Start the inference server with the Qwen3-TTS model:
vllm serve Qwen/Qwen3-TTS-12Hz-1.7B-CustomVoice \
--stage-configs-path vllm_omni/model_executor/stage_configs/qwen3_tts.yaml \
--omni \
--port 8091 \
--trust-remote-code \
--enforce-eager
Navigate to the example directory:
cd vllm-omni/examples/online_serving/qwen3_tts
Basic TTS Generation
python openai_speech_client.py \
--text "If you must run natively, you can attempt to build the package from source." \
--voice vivian \
--language English
Voice Cloning (Base Model)
python openai_speech_client.py \
--model Qwen/Qwen3-TTS-12Hz-1.7B-Base \
--task-type Base \
--text "Hello, this is a cloned voice" \
--ref-audio /path/to/reference.wav \
--ref-text "Original transcript of the reference audio"
Expected output:
(APIServer pid=14365) INFO 02-21 16:24:29 [launcher.py:47] Route: /v1/responses, Methods: POST
(APIServer pid=14365) INFO 02-21 16:24:29 [launcher.py:47] Route: /v1/responses/{response_id}, Methods: GET
(APIServer pid=14365) INFO 02-21 16:24:29 [launcher.py:47] Route: /v1/responses/{response_id}/cancel, Methods: POST
(APIServer pid=14365) INFO 02-21 16:24:29 [launcher.py:47] Route: /v1/completions, Methods: POST
(APIServer pid=14365) INFO 02-21 16:24:29 [launcher.py:47] Route: /v1/completions/render, Methods: POST
(APIServer pid=14365) INFO 02-21 16:24:29 [launcher.py:47] Route: /v1/messages, Methods: POST
(APIServer pid=14365) INFO 02-21 16:24:29 [launcher.py:47] Route: /v1/chat/completions, Methods: POST
(APIServer pid=14365) INFO 02-21 16:24:29 [launcher.py:47] Route: /v1/audio/speech, Methods: POST
(APIServer pid=14365) INFO 02-21 16:24:29 [launcher.py:47] Route: /v1/audio/voices, Methods: GET
(APIServer pid=14365) INFO 02-21 16:24:29 [launcher.py:47] Route: /health, Methods: GET
(APIServer pid=14365) INFO 02-21 16:24:29 [launcher.py:47] Route: /v1/models, Methods: GET
(APIServer pid=14365) INFO 02-21 16:24:29 [launcher.py:47] Route: /v1/images/generations, Methods: POST
(APIServer pid=14365) INFO 02-21 16:24:29 [launcher.py:47] Route: /v1/images/edits, Methods: POST
(APIServer pid=14365) INFO 02-21 16:24:29 [launcher.py:47] Route: /v1/videos, Methods: POST
(APIServer pid=14365) INFO: Started server process [14365]

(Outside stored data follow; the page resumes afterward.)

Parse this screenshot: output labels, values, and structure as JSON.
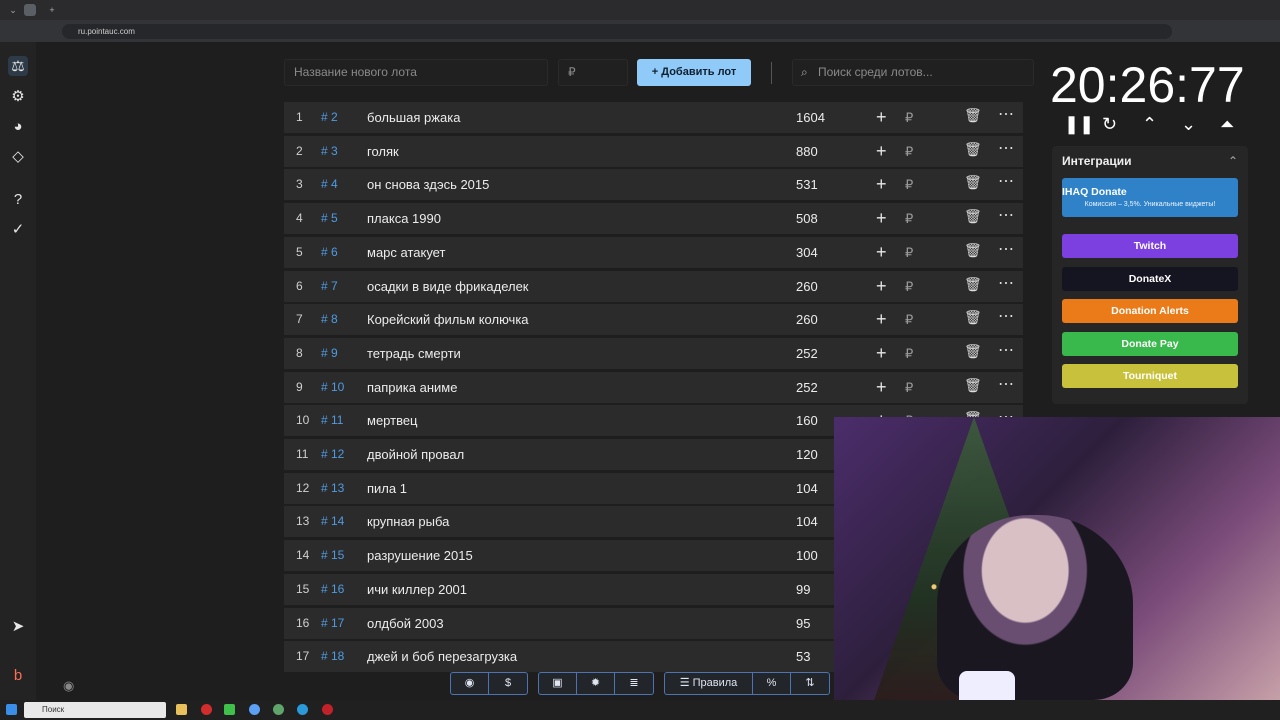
{
  "browser": {
    "url": "ru.pointauc.com",
    "tab_plus": "+"
  },
  "form": {
    "lot_placeholder": "Название нового лота",
    "price_placeholder": "₽",
    "add_label": "Добавить лот",
    "search_placeholder": "Поиск среди лотов..."
  },
  "timer": {
    "value": "20:26:77"
  },
  "integrations": {
    "title": "Интеграции",
    "buttons": [
      {
        "label": "IHAQ Donate",
        "sub": "Комиссия – 3,5%. Уникальные виджеты!",
        "color": "#2f82c8"
      },
      {
        "label": "Twitch",
        "color": "#7c3fe0"
      },
      {
        "label": "DonateX",
        "color": "#151421"
      },
      {
        "label": "Donation Alerts",
        "color": "#ea7b18"
      },
      {
        "label": "Donate Pay",
        "color": "#39b84b"
      },
      {
        "label": "Tourniquet",
        "color": "#c8c13b"
      }
    ]
  },
  "lots": [
    {
      "rank": "1",
      "id": "# 2",
      "name": "большая ржака",
      "amount": "1604"
    },
    {
      "rank": "2",
      "id": "# 3",
      "name": "голяк",
      "amount": "880"
    },
    {
      "rank": "3",
      "id": "# 4",
      "name": "он снова здэсь 2015",
      "amount": "531"
    },
    {
      "rank": "4",
      "id": "# 5",
      "name": "плакса 1990",
      "amount": "508"
    },
    {
      "rank": "5",
      "id": "# 6",
      "name": "марс атакует",
      "amount": "304"
    },
    {
      "rank": "6",
      "id": "# 7",
      "name": "осадки в виде фрикаделек",
      "amount": "260"
    },
    {
      "rank": "7",
      "id": "# 8",
      "name": "Корейский фильм колючка",
      "amount": "260"
    },
    {
      "rank": "8",
      "id": "# 9",
      "name": "тетрадь смерти",
      "amount": "252"
    },
    {
      "rank": "9",
      "id": "# 10",
      "name": "паприка аниме",
      "amount": "252"
    },
    {
      "rank": "10",
      "id": "# 11",
      "name": "мертвец",
      "amount": "160"
    },
    {
      "rank": "11",
      "id": "# 12",
      "name": " двойной провал",
      "amount": "120"
    },
    {
      "rank": "12",
      "id": "# 13",
      "name": "пила 1",
      "amount": "104"
    },
    {
      "rank": "13",
      "id": "# 14",
      "name": "крупная рыба",
      "amount": "104"
    },
    {
      "rank": "14",
      "id": "# 15",
      "name": "разрушение 2015",
      "amount": "100"
    },
    {
      "rank": "15",
      "id": "# 16",
      "name": "ичи киллер 2001",
      "amount": "99"
    },
    {
      "rank": "16",
      "id": "# 17",
      "name": "олдбой 2003",
      "amount": "95"
    },
    {
      "rank": "17",
      "id": "# 18",
      "name": "джей и боб перезагрузка",
      "amount": "53"
    }
  ],
  "toolbar": {
    "rules_label": "Правила"
  },
  "taskbar": {
    "search_label": "Поиск"
  },
  "icons": {
    "plus": "+",
    "ruble": "₽",
    "trash": "🗑",
    "dots": "⋯",
    "search": "⌕"
  }
}
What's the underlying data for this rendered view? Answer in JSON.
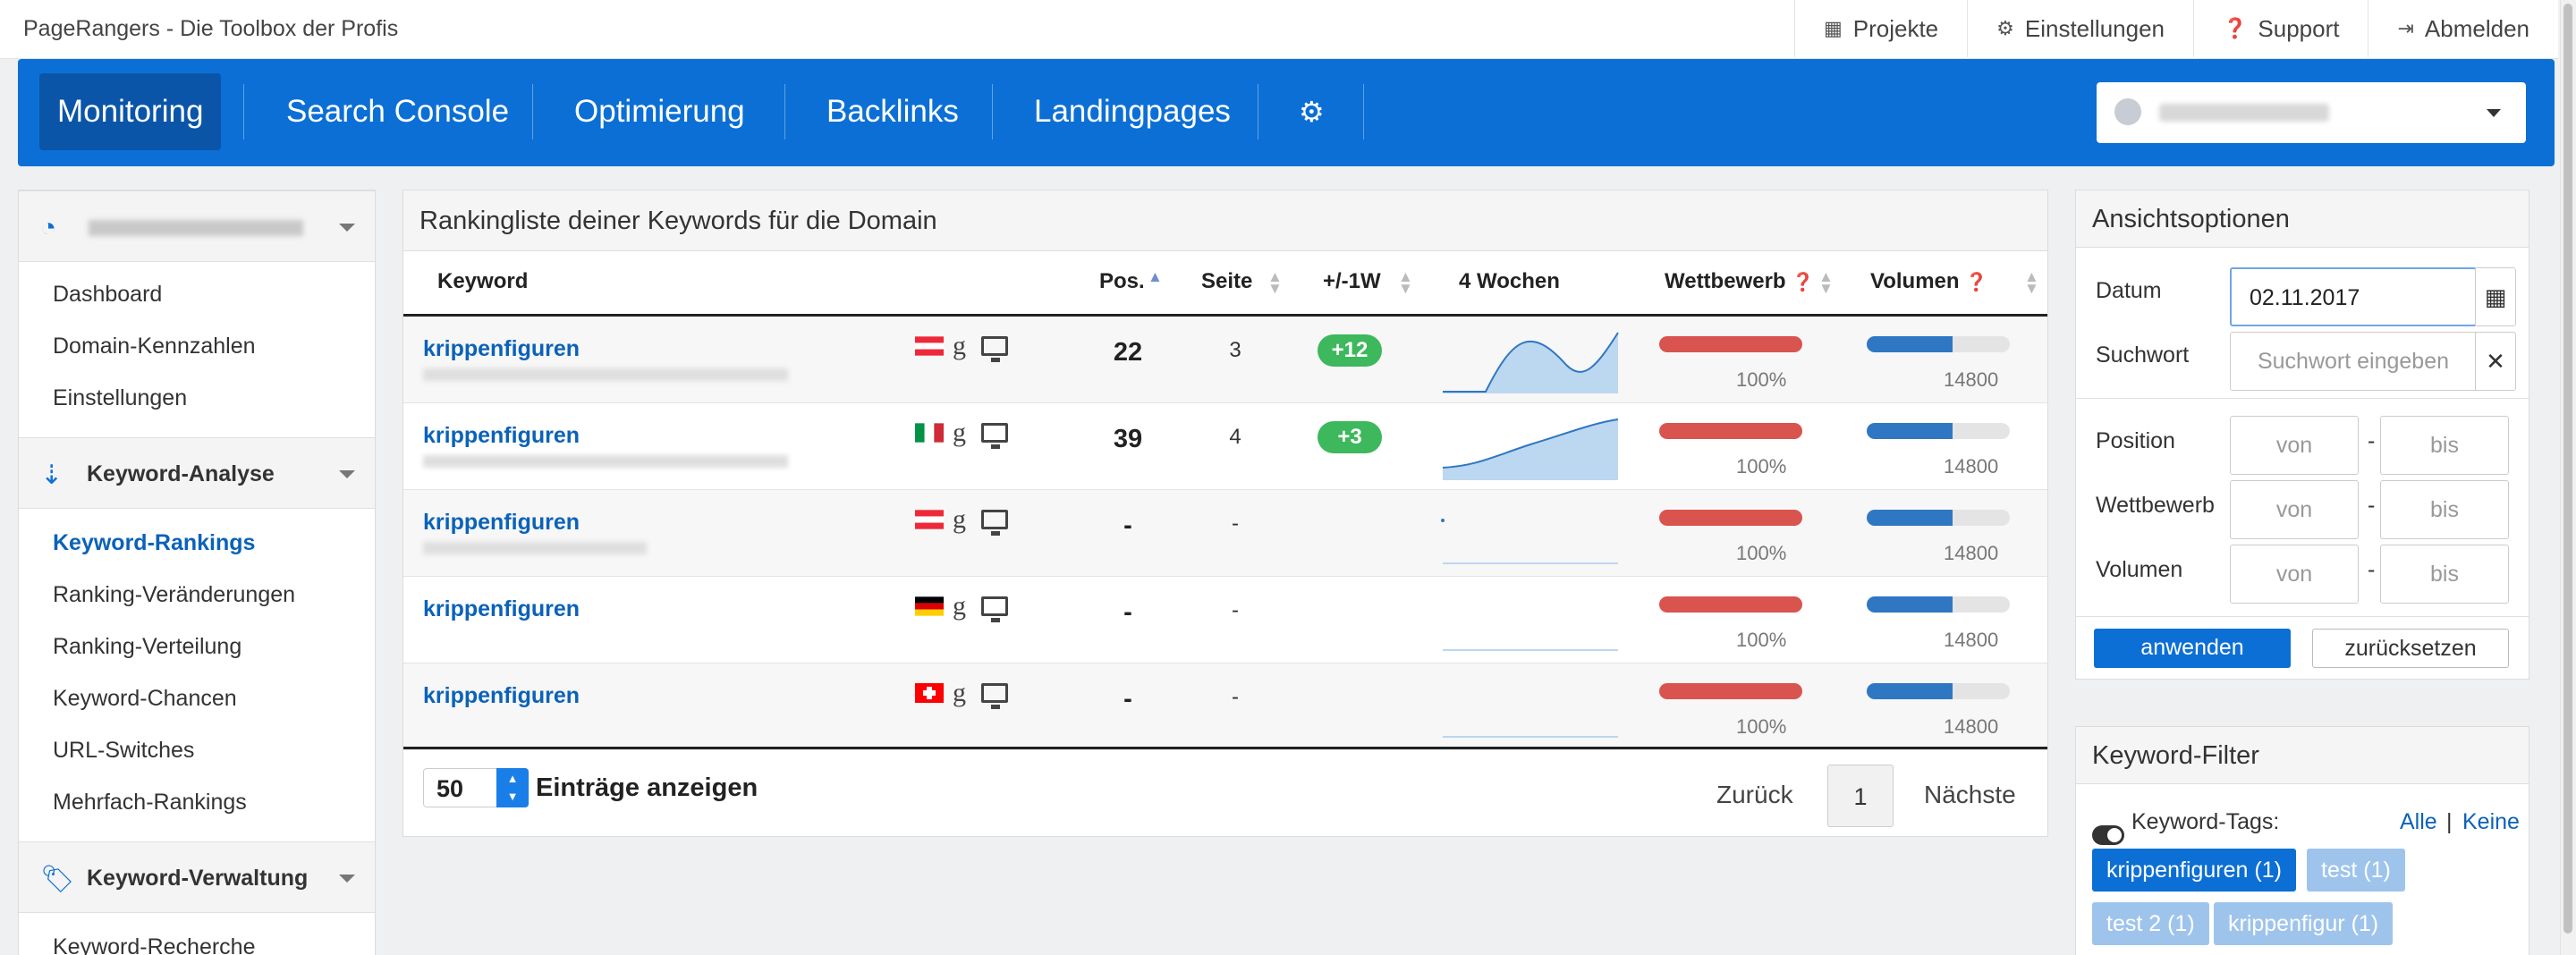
{
  "brand": "PageRangers - Die Toolbox der Profis",
  "toplinks": [
    {
      "icon": "table-icon",
      "label": "Projekte"
    },
    {
      "icon": "gear-icon",
      "label": "Einstellungen"
    },
    {
      "icon": "help-icon",
      "label": "Support"
    },
    {
      "icon": "logout-icon",
      "label": "Abmelden"
    }
  ],
  "nav": {
    "items": [
      "Monitoring",
      "Search Console",
      "Optimierung",
      "Backlinks",
      "Landingpages"
    ],
    "active": "Monitoring",
    "settings_icon": "gear-icon",
    "domain_select_icon": "globe-icon"
  },
  "sidebar": {
    "section1_icon": "dashboard-icon",
    "items1": [
      "Dashboard",
      "Domain-Kennzahlen",
      "Einstellungen"
    ],
    "section2": {
      "icon": "sort-icon",
      "title": "Keyword-Analyse"
    },
    "items2": [
      "Keyword-Rankings",
      "Ranking-Veränderungen",
      "Ranking-Verteilung",
      "Keyword-Chancen",
      "URL-Switches",
      "Mehrfach-Rankings"
    ],
    "active": "Keyword-Rankings",
    "section3": {
      "icon": "tags-icon",
      "title": "Keyword-Verwaltung"
    },
    "items3": [
      "Keyword-Recherche"
    ]
  },
  "main": {
    "title": "Rankingliste deiner Keywords für die Domain",
    "columns": {
      "keyword": "Keyword",
      "pos": "Pos.",
      "seite": "Seite",
      "change": "+/-1W",
      "weeks": "4 Wochen",
      "wettbewerb": "Wettbewerb",
      "volumen": "Volumen"
    },
    "rows": [
      {
        "keyword": "krippenfiguren",
        "country": "AT",
        "pos": "22",
        "seite": "3",
        "change": "+12",
        "wettbewerb_pct": "100%",
        "wettbewerb_level": 1.0,
        "volumen": "14800",
        "volumen_level": 0.6,
        "trend": "wave"
      },
      {
        "keyword": "krippenfiguren",
        "country": "IT",
        "pos": "39",
        "seite": "4",
        "change": "+3",
        "wettbewerb_pct": "100%",
        "wettbewerb_level": 1.0,
        "volumen": "14800",
        "volumen_level": 0.6,
        "trend": "rise"
      },
      {
        "keyword": "krippenfiguren",
        "country": "AT",
        "pos": "-",
        "seite": "-",
        "change": "",
        "wettbewerb_pct": "100%",
        "wettbewerb_level": 1.0,
        "volumen": "14800",
        "volumen_level": 0.6,
        "trend": "flat"
      },
      {
        "keyword": "krippenfiguren",
        "country": "DE",
        "pos": "-",
        "seite": "-",
        "change": "",
        "wettbewerb_pct": "100%",
        "wettbewerb_level": 1.0,
        "volumen": "14800",
        "volumen_level": 0.6,
        "trend": "flat"
      },
      {
        "keyword": "krippenfiguren",
        "country": "CH",
        "pos": "-",
        "seite": "-",
        "change": "",
        "wettbewerb_pct": "100%",
        "wettbewerb_level": 1.0,
        "volumen": "14800",
        "volumen_level": 0.6,
        "trend": "flat"
      }
    ],
    "per_page": "50",
    "per_page_label": "Einträge anzeigen",
    "prev": "Zurück",
    "page": "1",
    "next": "Nächste"
  },
  "options": {
    "title": "Ansichtsoptionen",
    "datum_label": "Datum",
    "datum_value": "02.11.2017",
    "suchwort_label": "Suchwort",
    "suchwort_placeholder": "Suchwort eingeben",
    "position_label": "Position",
    "wettbewerb_label": "Wettbewerb",
    "volumen_label": "Volumen",
    "von": "von",
    "bis": "bis",
    "dash": "-",
    "apply": "anwenden",
    "reset": "zurücksetzen"
  },
  "filter": {
    "title": "Keyword-Filter",
    "tags_label": "Keyword-Tags:",
    "all": "Alle",
    "separator": "|",
    "none": "Keine",
    "tags": [
      {
        "label": "krippenfiguren (1)",
        "active": true
      },
      {
        "label": "test (1)",
        "active": false
      },
      {
        "label": "test 2 (1)",
        "active": false
      },
      {
        "label": "krippenfigur (1)",
        "active": false
      }
    ]
  },
  "colors": {
    "primary": "#0c6fd5",
    "danger": "#d9534f",
    "success": "#3db85c",
    "bar_blue": "#2f77c2"
  }
}
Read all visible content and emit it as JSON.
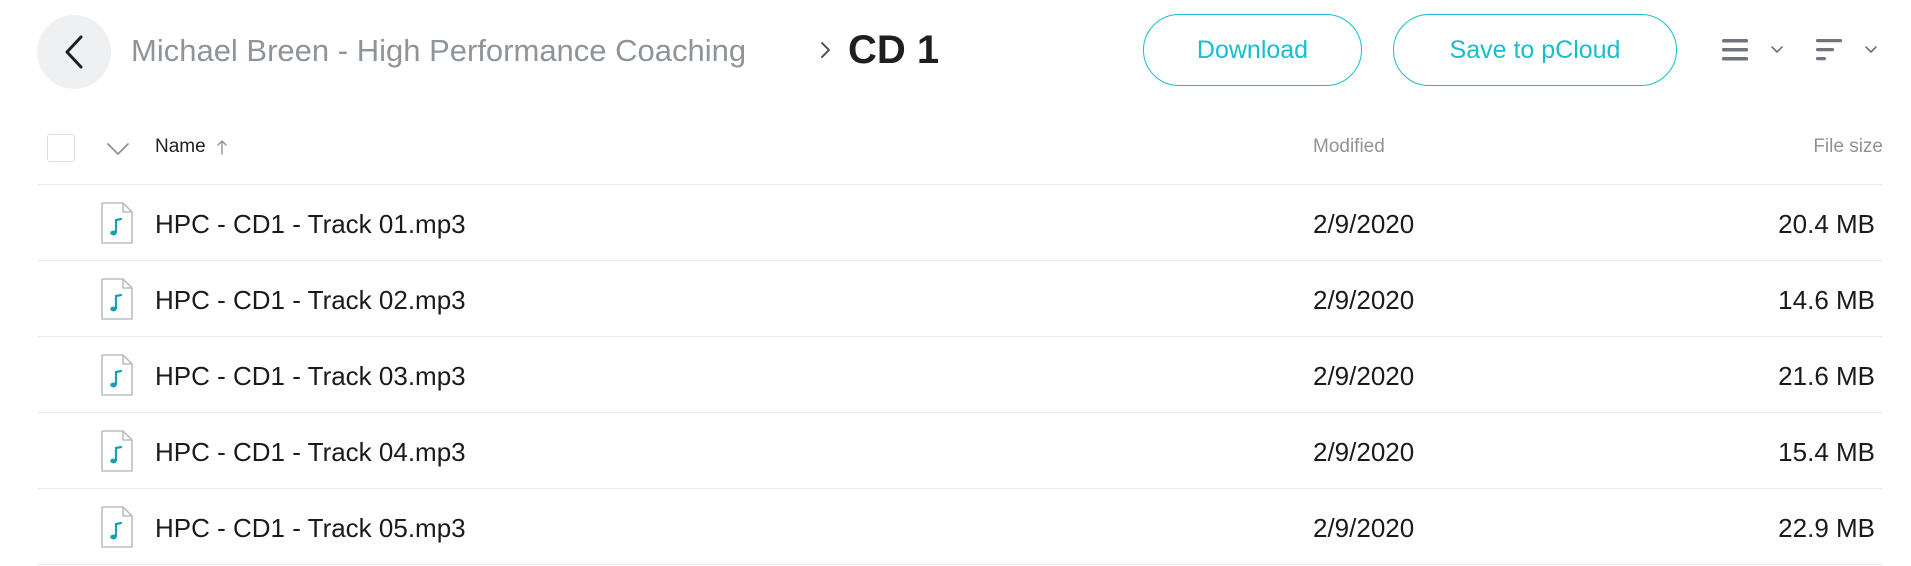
{
  "breadcrumb": {
    "parent": "Michael Breen - High Performance Coaching",
    "separator": ">",
    "current": "CD 1"
  },
  "actions": {
    "download_label": "Download",
    "save_label": "Save to pCloud"
  },
  "icons": {
    "back": "chevron-left-icon",
    "view": "list-view-icon",
    "sort": "sort-icon",
    "file": "audio-file-icon"
  },
  "colors": {
    "accent": "#17bed0",
    "muted_text": "#8e949a",
    "back_bg": "#eef0f2",
    "divider": "#e9ebed"
  },
  "table": {
    "columns": {
      "name": "Name",
      "modified": "Modified",
      "size": "File size"
    },
    "sort": {
      "column": "Name",
      "direction": "ascending"
    },
    "rows": [
      {
        "name": "HPC - CD1 - Track 01.mp3",
        "modified": "2/9/2020",
        "size": "20.4 MB"
      },
      {
        "name": "HPC - CD1 - Track 02.mp3",
        "modified": "2/9/2020",
        "size": "14.6 MB"
      },
      {
        "name": "HPC - CD1 - Track 03.mp3",
        "modified": "2/9/2020",
        "size": "21.6 MB"
      },
      {
        "name": "HPC - CD1 - Track 04.mp3",
        "modified": "2/9/2020",
        "size": "15.4 MB"
      },
      {
        "name": "HPC - CD1 - Track 05.mp3",
        "modified": "2/9/2020",
        "size": "22.9 MB"
      }
    ]
  }
}
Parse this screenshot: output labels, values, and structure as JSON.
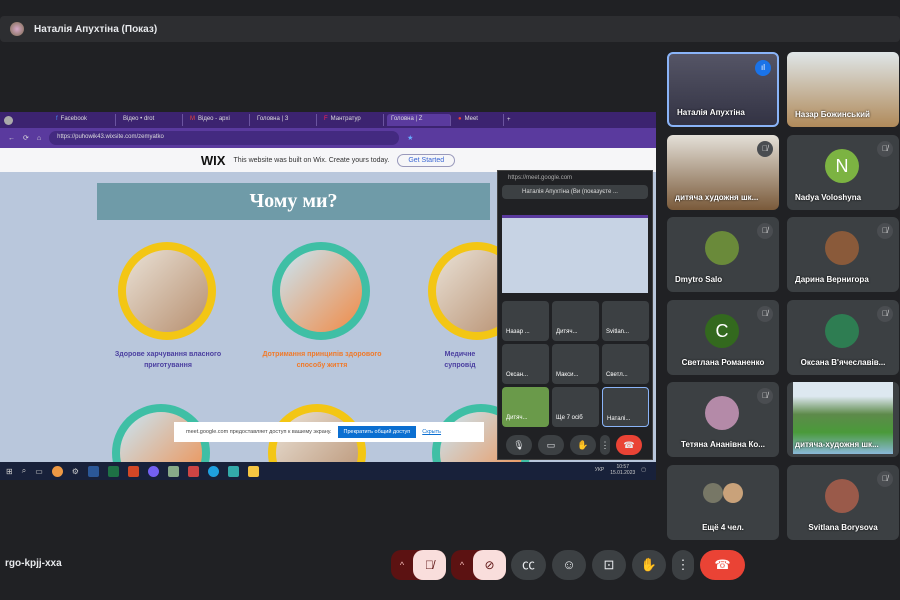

(APIServer pid=14365) INFO: Waiting for application startup.
(APIServer pid=14365) INFO: Application startup complete.
(APIServer pid=14365) INFO 02-21 16:25:04 [serving_speech.py:329] TTS speech request speech-93e6b197b84010fc: text='If you must run natively, you can attempt to build...', task_type=CustomVoice
(APIServer pid=14365) INFO 02-21 16:25:04 [async_omni.py:316] [AsyncOrchestrator] Entering scheduling loop: stages=2, final_stage=1
(Worker pid=15018) [Stage-1] INFO 02-21 16:25:07 [qwen3_tts_code2wav.py:183] Code2Wav codec: frames=25 q=16 uniq=356 range=[2,2021] head=[[1995, 1159, 355, 22, 1174, 1093, 625, 1814], [1028, 1800, 261, 826, 911, 1164, 1381, 1610]]
[Stage-1] WARNING 02-21 16:25:10 [output_processor.py:127] Error concatenating tensor for key sr; keeping last tensor
(APIServer pid=14365) INFO: 127.0.0.1:60310 - "POST /v1/audio/speech HTTP/1.1" 200 OK
This setup has been validated on DGX Spark with CUDA 13.0.